I wake at night, drenched in sweat, reaching for a man I swore I had to leave. In my dreams, he finds me. Sometimes he's angry, his voice cold like a winter storm. Sometimes he's desperate, pulling me against him like I'm the only thing keeping him tethered to earth. And sometimes he's gentle, his hand curved protectively over my belly, whispering promises I know he can't keep. These are the dreams that hurt the most.
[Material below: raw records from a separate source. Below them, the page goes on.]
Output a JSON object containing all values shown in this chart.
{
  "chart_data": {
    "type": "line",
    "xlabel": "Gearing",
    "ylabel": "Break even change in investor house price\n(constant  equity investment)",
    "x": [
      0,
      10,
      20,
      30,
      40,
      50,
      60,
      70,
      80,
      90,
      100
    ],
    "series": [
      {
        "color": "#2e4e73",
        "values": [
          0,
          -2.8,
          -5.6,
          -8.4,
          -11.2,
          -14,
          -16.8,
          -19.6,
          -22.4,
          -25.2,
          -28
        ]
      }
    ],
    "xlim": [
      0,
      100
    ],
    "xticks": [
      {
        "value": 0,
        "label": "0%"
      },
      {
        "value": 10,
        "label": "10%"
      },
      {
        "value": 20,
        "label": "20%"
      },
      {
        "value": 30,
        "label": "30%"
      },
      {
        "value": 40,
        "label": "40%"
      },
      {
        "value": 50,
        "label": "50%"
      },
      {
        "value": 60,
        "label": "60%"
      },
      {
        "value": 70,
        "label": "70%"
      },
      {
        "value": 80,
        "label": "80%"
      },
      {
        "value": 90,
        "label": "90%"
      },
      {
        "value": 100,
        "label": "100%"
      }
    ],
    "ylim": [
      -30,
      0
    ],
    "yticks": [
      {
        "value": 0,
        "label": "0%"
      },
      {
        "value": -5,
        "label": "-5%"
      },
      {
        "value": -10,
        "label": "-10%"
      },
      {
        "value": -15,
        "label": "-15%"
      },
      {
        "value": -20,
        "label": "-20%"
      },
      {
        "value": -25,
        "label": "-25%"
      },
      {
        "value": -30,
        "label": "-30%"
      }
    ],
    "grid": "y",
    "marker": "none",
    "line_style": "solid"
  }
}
My heart aches with the impossibility of it all. How do you love someone who holds you prisoner? How do you hate someone who makes you feel more alive than you've ever felt? How do you protect a child from a world built on violence and lies?

On the fourth morning of my disappearance, my phone buzzes with an unfamiliar number. The sound cuts through the quiet of my latest motel room that smells of industrial carpet cleaner andother people's secrets. Fear prickles down my spine. I almost let it ring out, but some instinct makes me answer.

“Mrs. Zorin?” a cheerful voice asks. “This is the Cook County Clerk's Office. We're calling to confirm your recent marriage has been filed and recorded. Congratulations.”

The words melt together, wrong and impossible. The phone feels like it weighs a thousand pounds in my hand. “W-what?” I stutter.

“Your certificate was processed this week. If you'd like to update your last name legally, we can provide the forms. You are, of course, free to continue using Carter if you prefer.”